In Japan haben alle Städte eigene Katastrophenpläne, die Evakuierungswege definieren sowie die Zuständigkeiten zwischen Feuerwehr, Polizei und anderen Helfern festlegen. Arbeitgeber müssen alle paar Monate Evakuierungsübungen durchführen, in Büros lagern Überlebenspakete mit Notfallkleidung, Trinkwasser und Nahrung. Hinzu kommt: Die Menschen verhalten sich meist auch in Stresssituationen ruhig und diszipliniert.
Bei dem Unwetter waren vergleichsweise hohe Zahlen an To- desopfern vor allem dort zu vermelden, wo Menschen entgegen den Evakuierungsanordnungen zu Hause geblieben waren. Nach Darstellung von Takashi Okuma, einem Katastrophenschutzexperten der Universität Niigata im Nordwesten Japans, standen außerdem viele ältere Wohnhäuser, die von Erdrutschen erfasst wurden, neben Waldhängen. Zwar waren solche Risiken in den Datenbanken der Behörden bereits erfasst, neue Sicherheitsvorkehrungen aber noch nicht abgeschlossen. „Die Regierung ist schon sehr gut vorbereitet, was Erdbeben angeht“, sagt Niigata. Aber die Vorkehrungen für sintflutartige Regenfälle seien noch nicht optimal.
So ist in Japan, trotz der vergleichsweise erfolgreichen Rettungen, eine Debatte darüber losgebrochen, ob man gut genug war. In der Präfektur Okayama, die von den Niederschlägen besonders betroffen war, äußerten in TV-Beiträgen mehrere Einwohner, dass sie womöglich in eine andere Region ziehen würden, weil sie sich nicht mehr sicher fühlten. Lokalbehörden kündigten an, sie wollten Vorschläge für eine bessereVorbereitung sammeln.

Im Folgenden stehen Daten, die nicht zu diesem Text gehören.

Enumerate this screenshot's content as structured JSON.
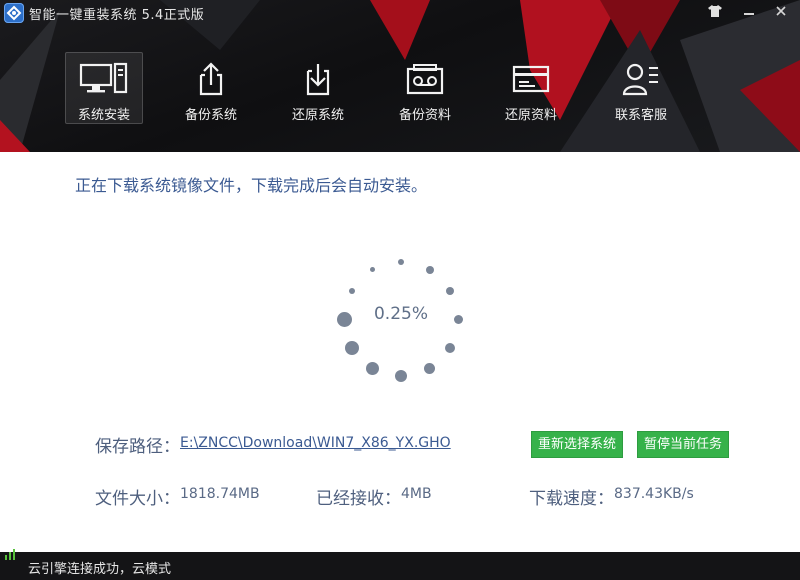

Die Zeitung „Asahi Shimbun“kritisierte die Banalisierung einer neuen Richtlinie. Seit 2013 gibt es „Sonderwarnungen“, die von der Regierung dann ausgegeben werden, wenn eine Katastrophe zu erwarten ist, wie sie statistisch nur alle 50 Jahre stattfindet. „Seither wurde eine Sonderwarnung über starke Regenfälle in fast jedem Jahr in irgendeiner Region des Landes erteilt. Diese war schon die achte“, schrieb die Zeitung und vermutete, einige Menschen hätten die Evakuierungsanordnungen daher nicht mehr ganz ernst genommen.